В «кабинете» дяди Леши все стены были увешаны иконами с ликами святых, большими календарями с видами среднерусской возвышенности, а также портретами русских царей в золоченых рамах. Вдоль стен тянулись стройные ряды пустых бутылок.
По вечерам дядя Леша крутил диск мертвого телефона, из которого торчал черный обстриженный локон никуда не ведущего шнура, – и доверительно что-то бубнил в ватную тишину растрескавшейся красной трубки. О чем-то просил, докладывал, отчитывался, договаривался…
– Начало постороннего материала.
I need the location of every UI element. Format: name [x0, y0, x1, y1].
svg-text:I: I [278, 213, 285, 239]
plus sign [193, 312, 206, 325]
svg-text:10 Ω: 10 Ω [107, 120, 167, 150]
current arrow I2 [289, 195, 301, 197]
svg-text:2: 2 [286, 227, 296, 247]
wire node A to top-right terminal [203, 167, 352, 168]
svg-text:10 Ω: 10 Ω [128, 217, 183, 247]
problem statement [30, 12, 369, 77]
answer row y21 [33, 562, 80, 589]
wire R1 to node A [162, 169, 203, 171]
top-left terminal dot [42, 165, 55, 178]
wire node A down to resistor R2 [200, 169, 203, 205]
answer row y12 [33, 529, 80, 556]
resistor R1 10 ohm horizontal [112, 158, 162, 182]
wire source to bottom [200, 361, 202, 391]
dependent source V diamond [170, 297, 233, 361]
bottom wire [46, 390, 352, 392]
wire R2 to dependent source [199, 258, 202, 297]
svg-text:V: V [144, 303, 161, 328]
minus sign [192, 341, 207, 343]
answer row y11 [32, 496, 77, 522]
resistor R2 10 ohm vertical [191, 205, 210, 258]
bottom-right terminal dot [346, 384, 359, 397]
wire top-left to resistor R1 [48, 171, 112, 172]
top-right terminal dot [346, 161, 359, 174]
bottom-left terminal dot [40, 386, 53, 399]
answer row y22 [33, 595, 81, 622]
По воскресеньям дядя Леша часто совершал паломничества в звенигородский Саввино-Сторожевский монастырь. После чего там же, в Звенигороде, заходил в свой любимый кабак «У Патрикеевны», садился на свое любимое место – у кадки с пальмой, – за стол, накрытый бордовой бархатной скатертью, и заказывал сначала картошку с грибами и апельсиновый сок, а потом графин водки – и нажирался до потери памяти. Домой дядя Леша обычно возвращался на рассвете следующего дня. И если его спрашивали, где он шлялся всю ночь, он заплетающимся языком отвечал, что гулял в лесу и видел там чудеса. Реже признавался, что пугал прохожих. Несколько раз местные заядлые грибники, выходившие на охоту с утра пораньше, действительно заставали его за этим странным занятием. Дядя Леша стоял, притаившись за деревом, и странно подхихикивал. А когда кто-нибудь проходил мимо, он выскакивал из своего укрытия, размахивая руками и дико крича «у-у-у!».
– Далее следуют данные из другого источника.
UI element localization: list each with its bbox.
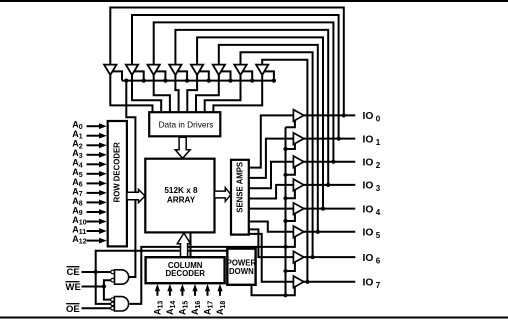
svg-text:WE: WE	[66, 282, 81, 293]
svg-text:2: 2	[79, 143, 83, 150]
wire IO2 output line	[303, 161, 355, 163]
row decoder box	[108, 121, 127, 246]
svg-text:A16: A16	[190, 301, 202, 315]
wire address A12 arrow	[87, 240, 101, 242]
svg-text:11: 11	[79, 229, 87, 236]
svg-text:512K x 8: 512K x 8	[164, 186, 198, 195]
svg-text:IO: IO	[363, 111, 374, 122]
wire WE branch to gate 1	[104, 280, 111, 286]
wire address A3 arrow	[87, 154, 101, 156]
wire address A0 arrow	[87, 125, 101, 127]
svg-text:2: 2	[376, 161, 381, 170]
input data driver buffer 4	[169, 65, 181, 75]
wire input driver 7 output	[205, 75, 241, 114]
svg-text:8: 8	[79, 200, 83, 207]
hollow arrow data drivers to array	[175, 137, 190, 158]
wire address A8 arrow	[87, 201, 101, 203]
input data driver buffer 7	[234, 65, 246, 75]
wire address A16 arrow	[194, 290, 196, 296]
junction dot rail stub 7	[250, 79, 254, 83]
junction dot on IO7 line	[305, 280, 309, 284]
svg-text:3: 3	[79, 153, 83, 160]
svg-text:1: 1	[376, 138, 381, 147]
wire enable stub driver 7	[243, 71, 253, 80]
wire address A18 arrow	[219, 290, 221, 296]
svg-text:SENSE AMPS: SENSE AMPS	[235, 162, 244, 213]
wire input driver 1 output	[110, 75, 152, 114]
wire input-driver enable rail	[122, 80, 274, 82]
junction dot enable channel bottom	[283, 293, 287, 297]
input data driver buffer 1	[104, 65, 116, 75]
output buffer IO4	[293, 203, 303, 215]
svg-text:6: 6	[79, 181, 83, 188]
svg-text:5: 5	[79, 172, 83, 179]
junction dot on IO6 line	[311, 255, 315, 259]
wire IO3 input bus	[175, 30, 328, 185]
svg-text:IO: IO	[363, 134, 374, 145]
input data driver buffer 2	[126, 65, 138, 75]
output buffer IO6	[293, 251, 303, 263]
wire sense amp output to buffer IO7	[249, 234, 293, 282]
svg-text:A18: A18	[215, 301, 227, 315]
output buffer IO2	[293, 156, 303, 168]
junction dot CE	[94, 270, 98, 274]
svg-text:A14: A14	[165, 301, 177, 315]
svg-text:IO: IO	[363, 204, 374, 215]
svg-text:CE: CE	[67, 267, 80, 278]
wire enable stub driver 5	[199, 71, 209, 80]
wire address A1 arrow	[87, 135, 101, 137]
wire address A4 arrow	[87, 163, 101, 165]
junction dot enable channel IO2	[283, 173, 287, 177]
junction dot on IO1 line	[337, 137, 341, 141]
svg-text:A15: A15	[178, 301, 190, 315]
wire input driver 4 output	[175, 75, 178, 114]
svg-text:IO: IO	[363, 253, 374, 264]
wire sense amp output to buffer IO2	[249, 162, 293, 189]
input data driver buffer 6	[213, 65, 225, 75]
wire enable stub buffer IO3	[286, 190, 295, 199]
wire IO7 input bus	[262, 60, 307, 282]
wire output buffer enable channel	[285, 127, 287, 295]
svg-text:1: 1	[79, 134, 83, 141]
wire IO0 input bus	[110, 8, 343, 116]
wire sense amp output to buffer IO3	[249, 185, 293, 199]
wire address A9 arrow	[87, 211, 101, 213]
hollow arrow array to sense amps	[215, 188, 231, 202]
junction dot on IO4 line	[321, 207, 325, 211]
svg-text:10: 10	[79, 220, 87, 227]
wire enable stub buffer IO5	[286, 236, 295, 247]
wire address A10 arrow	[87, 221, 101, 223]
junction dot rail stub 3	[163, 79, 167, 83]
svg-text:12: 12	[79, 239, 87, 246]
wire input driver 2 output	[132, 75, 161, 114]
wire IO2 input bus	[154, 22, 334, 161]
top rule	[0, 0, 508, 2]
svg-text:DECODER: DECODER	[165, 269, 205, 278]
sense amps box	[231, 160, 249, 235]
output buffer IO0	[293, 110, 303, 122]
wire address A17 arrow	[207, 290, 209, 296]
svg-text:OE: OE	[66, 304, 80, 315]
wire IO6 input bus	[241, 52, 313, 257]
wire WE input	[82, 286, 104, 288]
svg-text:IO: IO	[363, 158, 374, 169]
svg-text:0: 0	[376, 115, 381, 124]
wire enable stub driver 4	[177, 71, 187, 80]
gate U2 output enable input bubble CE	[111, 302, 115, 306]
junction dot WE	[102, 284, 106, 288]
power down box	[227, 249, 255, 285]
wire write-enable feed to rail	[126, 81, 135, 277]
wire power down to enable channel	[252, 285, 295, 296]
svg-text:3: 3	[376, 184, 381, 193]
wire IO5 input bus	[219, 45, 318, 232]
input data driver buffer 5	[191, 65, 203, 75]
wire address A6 arrow	[87, 182, 101, 184]
gate U2 output enable	[114, 297, 128, 311]
wire IO3 output line	[303, 184, 355, 186]
gate U1 write control	[115, 270, 129, 284]
junction dot enable channel IO1	[283, 147, 287, 151]
output buffer IO1	[293, 133, 303, 145]
hollow arrow column decoder to array	[177, 233, 190, 257]
junction dot rail stub 4	[185, 79, 189, 83]
wire sense amp output to buffer IO0	[249, 115, 293, 167]
junction dot rail feed	[124, 79, 128, 83]
wire address A7 arrow	[87, 192, 101, 194]
wire enable stub buffer IO6	[286, 262, 295, 271]
wire address A5 arrow	[87, 173, 101, 175]
svg-text:A17: A17	[203, 301, 215, 315]
wire address A11 arrow	[87, 230, 101, 232]
wire input driver 5 output	[187, 75, 197, 114]
svg-text:ROW DECODER: ROW DECODER	[112, 142, 121, 203]
wire enable stub driver 8	[264, 71, 274, 80]
svg-text:9: 9	[79, 210, 83, 217]
svg-text:IO: IO	[363, 278, 374, 289]
wire enable stub driver 2	[134, 71, 144, 80]
wire address A2 arrow	[87, 144, 101, 146]
svg-text:4: 4	[79, 162, 83, 169]
bottom rule	[0, 317, 508, 319]
wire CE branch to gate 2	[96, 272, 111, 304]
wire output-enable from gate to buffers	[130, 247, 286, 304]
junction dot on IO3 line	[326, 183, 330, 187]
data in drivers box	[149, 112, 220, 136]
junction dot enable channel IO4	[283, 219, 287, 223]
wire sense amp output to buffer IO1	[249, 139, 293, 178]
gate U1 write control input bubble CE	[111, 270, 115, 274]
junction dot on IO2 line	[331, 160, 335, 164]
junction dot rail stub 8	[272, 79, 276, 83]
wire enable stub buffer IO4	[286, 213, 295, 221]
wire IO7 output line	[303, 281, 355, 283]
junction dot on IO0 line	[342, 113, 346, 117]
wire IO1 output line	[303, 138, 355, 140]
wire enable stub driver 3	[156, 71, 166, 80]
wire WE branch to gate 2	[104, 287, 111, 300]
wire input driver 6 output	[196, 75, 219, 114]
wire IO4 input bus	[197, 37, 323, 208]
wire address A14 arrow	[169, 290, 171, 296]
gate U2 output enable input bubble OE	[111, 306, 115, 310]
svg-text:A13: A13	[153, 301, 165, 315]
wire chip-enable to power down	[96, 251, 228, 272]
wire address A13 arrow	[156, 290, 158, 296]
output buffer IO3	[293, 179, 303, 191]
wire CE input	[82, 271, 111, 273]
junction dot enable channel IO3	[283, 196, 287, 200]
wire enable stub driver 6	[221, 71, 231, 80]
wire IO5 output line	[303, 231, 355, 233]
junction dot enable channel IO6	[283, 269, 287, 273]
svg-text:4: 4	[376, 208, 381, 217]
wire IO1 input bus	[132, 15, 339, 139]
junction dot rail stub 2	[142, 79, 146, 83]
svg-text:5: 5	[376, 231, 381, 240]
wire sense amp output to buffer IO5	[249, 222, 293, 232]
input data driver buffer 3	[148, 65, 160, 75]
svg-text:DOWN: DOWN	[229, 267, 254, 276]
array box	[145, 159, 214, 233]
wire enable stub buffer IO1	[286, 143, 295, 149]
wire OE input	[82, 307, 111, 309]
junction dot rail stub 6	[228, 79, 232, 83]
wire IO4 output line	[303, 208, 355, 210]
wire enable stub buffer IO0	[286, 120, 295, 127]
svg-text:0: 0	[79, 124, 83, 131]
wire address A15 arrow	[181, 290, 183, 296]
column decoder box	[146, 257, 225, 283]
wire enable stub driver 1	[112, 71, 122, 80]
svg-text:ARRAY: ARRAY	[167, 196, 196, 205]
svg-text:IO: IO	[363, 228, 374, 239]
wire input driver 8 output	[213, 75, 262, 114]
svg-text:7: 7	[376, 281, 381, 290]
wire sense amp output to buffer IO4	[249, 208, 293, 210]
junction dot on IO5 line	[316, 230, 320, 234]
wire input driver 3 output	[154, 75, 170, 114]
svg-text:IO: IO	[363, 181, 374, 192]
wire IO0 output line	[303, 114, 355, 116]
output buffer IO5	[293, 226, 303, 238]
svg-text:6: 6	[376, 256, 381, 265]
output buffer IO7	[293, 276, 303, 288]
gate U2 output enable input bubble WE	[111, 298, 115, 302]
wire sense amp output to buffer IO6	[249, 229, 293, 257]
svg-text:Data in Drivers: Data in Drivers	[159, 120, 214, 130]
junction dot rail stub 5	[207, 79, 211, 83]
input data driver buffer 8	[256, 65, 268, 75]
svg-text:7: 7	[79, 191, 83, 198]
wire enable stub buffer IO2	[286, 166, 295, 175]
junction dot enable channel IO5	[283, 245, 287, 249]
gate U1 write control input bubble WE	[111, 278, 115, 282]
wire array to column decoder	[190, 232, 192, 256]
wire IO6 output line	[303, 256, 355, 258]
hollow arrow row decoder to array	[127, 189, 145, 202]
Но вообще-то в поселке дядю Лешу жалели и уважали – особенно сильно уважали с тех пор, как в один из воскресных вечеров ему явилась дева Мария. Об этом инциденте дядя Леша рассказывал часто и с удовольствием.
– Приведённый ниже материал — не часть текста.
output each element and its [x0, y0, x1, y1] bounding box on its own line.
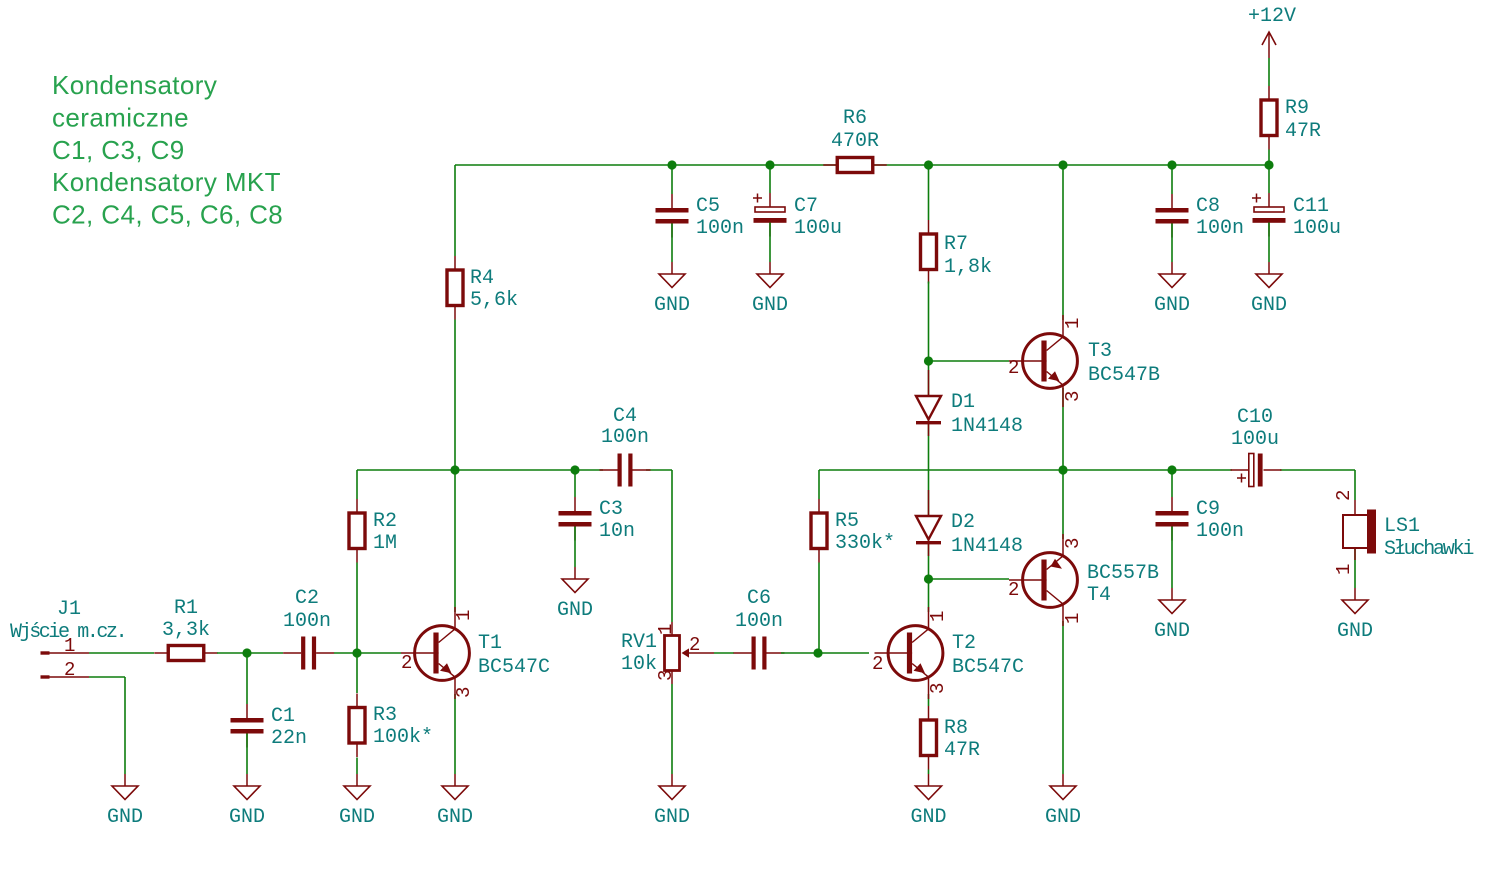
svg-text:BC547B: BC547B	[1088, 364, 1160, 387]
svg-text:47R: 47R	[1285, 120, 1321, 143]
svg-text:1: 1	[655, 624, 677, 635]
svg-text:100n: 100n	[1196, 520, 1244, 543]
svg-text:2: 2	[872, 653, 883, 675]
svg-text:R9: R9	[1285, 97, 1309, 120]
svg-text:GND: GND	[339, 806, 375, 829]
svg-text:GND: GND	[910, 806, 946, 829]
svg-text:J1: J1	[57, 598, 81, 621]
svg-text:RV1: RV1	[621, 631, 657, 654]
svg-text:T2: T2	[952, 632, 976, 655]
svg-text:GND: GND	[1337, 620, 1373, 643]
svg-text:470R: 470R	[831, 130, 879, 153]
svg-text:1,8k: 1,8k	[944, 256, 992, 279]
svg-text:3: 3	[1062, 538, 1084, 549]
svg-text:100n: 100n	[601, 426, 649, 449]
svg-text:T3: T3	[1088, 340, 1112, 363]
svg-text:2: 2	[689, 634, 700, 656]
svg-text:R8: R8	[944, 717, 968, 740]
svg-text:D1: D1	[951, 391, 975, 414]
svg-text:GND: GND	[557, 599, 593, 622]
svg-text:2: 2	[1008, 357, 1019, 379]
svg-text:C6: C6	[747, 587, 771, 610]
svg-text:Kondensatory MKT: Kondensatory MKT	[52, 167, 281, 197]
svg-text:100n: 100n	[283, 610, 331, 633]
svg-text:1: 1	[453, 610, 475, 621]
svg-text:1: 1	[927, 611, 949, 622]
svg-text:1N4148: 1N4148	[951, 535, 1023, 558]
svg-text:C11: C11	[1293, 195, 1329, 218]
svg-text:GND: GND	[752, 294, 788, 317]
svg-text:3: 3	[655, 670, 677, 681]
svg-text:3: 3	[927, 683, 949, 694]
svg-text:C3: C3	[599, 498, 623, 521]
svg-text:R3: R3	[373, 704, 397, 727]
svg-text:GND: GND	[1045, 806, 1081, 829]
svg-text:C9: C9	[1196, 498, 1220, 521]
svg-text:C2, C4, C5, C6, C8: C2, C4, C5, C6, C8	[52, 200, 283, 230]
svg-text:C7: C7	[794, 195, 818, 218]
svg-text:GND: GND	[654, 294, 690, 317]
svg-text:BC547C: BC547C	[952, 656, 1024, 679]
svg-text:R7: R7	[944, 233, 968, 256]
svg-text:GND: GND	[654, 806, 690, 829]
svg-text:GND: GND	[1251, 294, 1287, 317]
svg-text:R5: R5	[835, 510, 859, 533]
svg-text:BC547C: BC547C	[478, 656, 550, 679]
svg-text:BC557B: BC557B	[1087, 562, 1159, 585]
svg-text:3,3k: 3,3k	[162, 619, 210, 642]
svg-text:C1: C1	[271, 705, 295, 728]
svg-text:1M: 1M	[373, 532, 397, 555]
svg-text:3: 3	[1062, 391, 1084, 402]
svg-text:1: 1	[64, 635, 75, 657]
svg-text:3: 3	[453, 687, 475, 698]
svg-text:100k*: 100k*	[373, 726, 433, 749]
svg-text:GND: GND	[1154, 620, 1190, 643]
svg-text:T4: T4	[1087, 584, 1111, 607]
svg-text:LS1: LS1	[1384, 515, 1420, 538]
svg-text:D2: D2	[951, 511, 975, 534]
svg-text:100u: 100u	[1231, 428, 1279, 451]
svg-text:2: 2	[401, 652, 412, 674]
svg-text:2: 2	[1008, 579, 1019, 601]
svg-text:GND: GND	[229, 806, 265, 829]
svg-text:100n: 100n	[1196, 217, 1244, 240]
svg-text:100n: 100n	[696, 217, 744, 240]
svg-text:10k: 10k	[621, 653, 657, 676]
svg-text:C4: C4	[613, 405, 637, 428]
svg-text:+12V: +12V	[1248, 5, 1296, 28]
svg-text:C8: C8	[1196, 195, 1220, 218]
svg-text:1: 1	[1062, 318, 1084, 329]
svg-text:R1: R1	[174, 597, 198, 620]
svg-text:2: 2	[1333, 490, 1355, 501]
svg-text:T1: T1	[478, 632, 502, 655]
svg-text:1N4148: 1N4148	[951, 415, 1023, 438]
svg-text:100u: 100u	[1293, 217, 1341, 240]
svg-text:C2: C2	[295, 587, 319, 610]
svg-text:2: 2	[64, 659, 75, 681]
svg-text:100u: 100u	[794, 217, 842, 240]
svg-text:R2: R2	[373, 510, 397, 533]
svg-text:47R: 47R	[944, 739, 980, 762]
svg-text:5,6k: 5,6k	[470, 289, 518, 312]
svg-text:1: 1	[1062, 613, 1084, 624]
svg-text:Kondensatory: Kondensatory	[52, 70, 217, 100]
svg-text:C1, C3, C9: C1, C3, C9	[52, 135, 185, 165]
svg-text:100n: 100n	[735, 610, 783, 633]
svg-text:C10: C10	[1237, 406, 1273, 429]
svg-text:R4: R4	[470, 267, 494, 290]
svg-text:330k*: 330k*	[835, 532, 895, 555]
svg-text:C5: C5	[696, 195, 720, 218]
svg-text:GND: GND	[437, 806, 473, 829]
svg-text:22n: 22n	[271, 727, 307, 750]
svg-text:Słuchawki: Słuchawki	[1384, 538, 1473, 561]
svg-text:GND: GND	[1154, 294, 1190, 317]
svg-text:1: 1	[1333, 564, 1355, 575]
svg-text:ceramiczne: ceramiczne	[52, 102, 189, 132]
svg-text:R6: R6	[843, 107, 867, 130]
svg-text:GND: GND	[107, 806, 143, 829]
svg-text:10n: 10n	[599, 520, 635, 543]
Он как раз недавно вышел из «Патрикеевны» и, пошатываясь, углублялся в лес, когда вдруг заметил ее. Дева Мария сидела на березе – на самом верху – и улыбалась дяде Леше мудрой улыбкой. Он попытался затеять с ней разговор, но она упорно молчала и только все улыбалась, улыбалась загадочно, как Чеширский кот. А потом она поманила его пальцем – и дядя Леша послушно полез на березу. Уж очень ему хотелось получше ее разглядеть, а может быть, даже потрогать, если она вдруг позволит. Однако когда до девы оставалось карабкаться всего ничего, она медленно растворилась в воздухе – и дядя Леша от неожиданности упал.